Forty-odd years ago, Desmond Morris brought the study of humans as animals to the common man through his book, The Naked Ape. This work was the first to make me think about what it is to be a human, something which has been exercising many of us in the EDCMOOC this week.
The advancements in our understanding of the physics, chemistry and biology of living things, in particular of DNA, have allowed us to begin to appreciate that the traditional classifications of living things are in need of revision. We have developed in recent centuries the classification, naming and organisational structures which allow us to understand the connectedness of life on this planet. These have been largely derived from observational field- and laboratory-work and have been almost entirely empirical until Watson and Crick discovered the structure of DNA, the molecule of complexity common to all known life on Earth. The naming and classification of living things has been subject to the same influences as the naming and classification of non-living things.
…an intellectual scalpel so swift and so sharp you sometimes don’t see it moving. You get the illusion that all those parts are just there and are being named as they exist. But they can be named quite differently depending on how the knife moves. . .

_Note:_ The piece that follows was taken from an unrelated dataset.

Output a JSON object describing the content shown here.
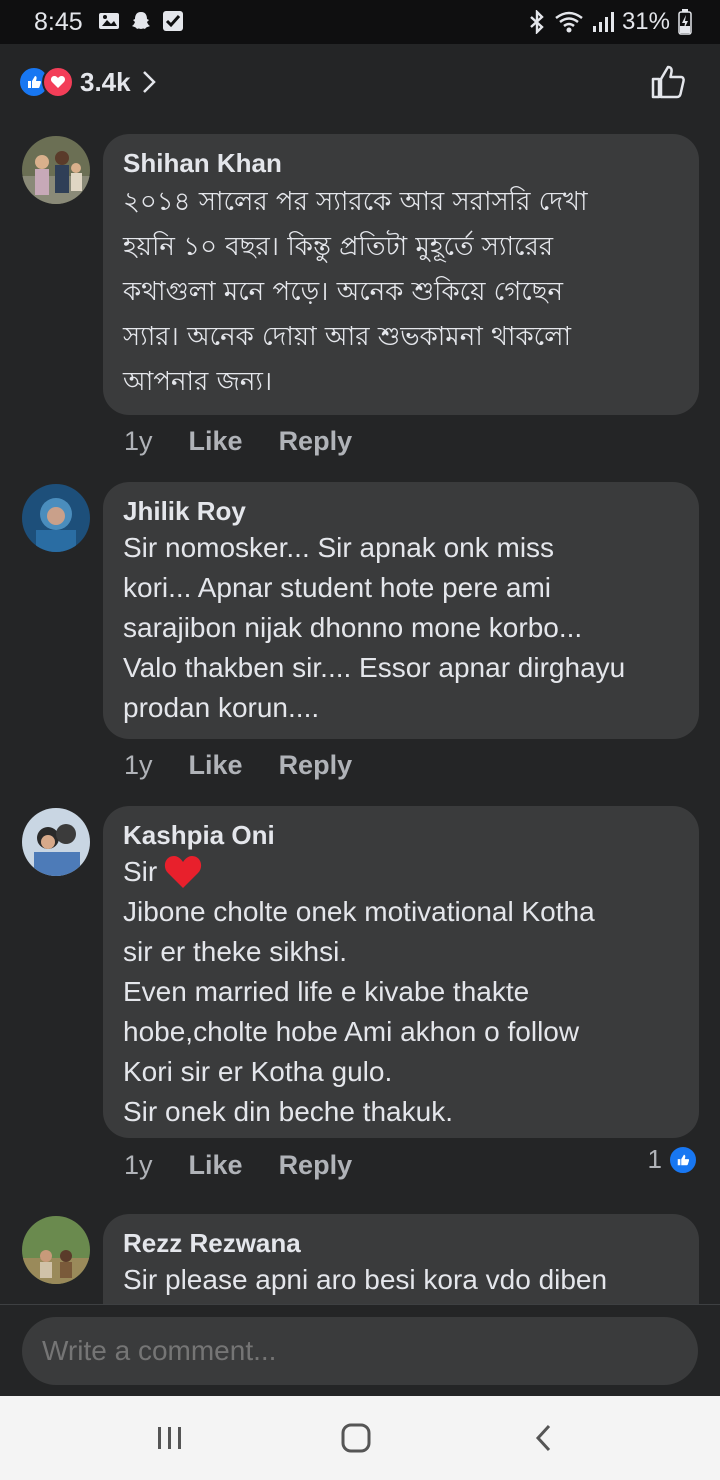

The term Human, then, has no meaning for anyone but those using the term. It’s a general description of a group of things with broadly similar characteristics distinct from another group of another name. How you choose to classify and name is – or should be – entirely up you, appropriate to the purpose. There are areas we dare not yet go, however. It is difficult to describe a black man as “a black man” without somebody wailing and shrieking that you’re a racist.
Education is a Dying Art
Steve Fuller’s Tedx talk considers what it is to be “human”. In it, he throws out the phrase, “Education is a Dying Art” in context of being human in terms of Artifice, as if somehow the thing that distinguishes humans is the notion of being something more than just enough to survive. Becoming human here implies gaining skills, knowledge and awareness of the part of the human in the collective of humanity. This is for me, society: this being the analogue of how the fish is part of the school or the ant is part of the colony. Each has a part to play which must be learned or acquired somehow and for the last few hundred years since the Industrial Revolution has become part of the organisation of society. Education has evolved within the society we are building for the purposes of making humans part of the machine that functions to sustain us all. Those who have learned to play their part function within it.
My thoughts on Fuller’s statement about education being a dying art are that formal, state or society-sponsored preparation of people to play their part in the machine of society is changing. New levels of choice are open to many, not just in the First World of post-Industrialisation, but in the new interconnected world in which access to new roles in the emerging Global Society are possible where they have never been before.
The evolution of our society as a life-form collective which has developed the ability to extend its influence beyond that of any individual’s for purposes beyond mere survival and procreation (which is arguably the limit of DNA-mutation evolution) has reached what might be called a tipping point. There are new realisations that the collective impact of our society is potentially threatening to our survival, but these are incapacitated from mutating survival enhancements by properties of the society itself. We are able to sustain and enhance physical potential beyond what would have been possible without intervention – Steven Hawking, and many more like him – but we do so at a cost we have not yet perhaps become fully aware of in any sense that we can do something about it.
At the individual level, however, things are brighter. Those who would, a hundred years ago, have forever been denied the slightest chance of realising their potential to contribute to the collective, are now finding it possible to participate in opportunities to contribute (and benefit themselves and their families) and make a real difference to the development of all of our health and prosperity. This, through the technologies of infrastructure and communication, increasingly at our fingertips and part of us as the new humans.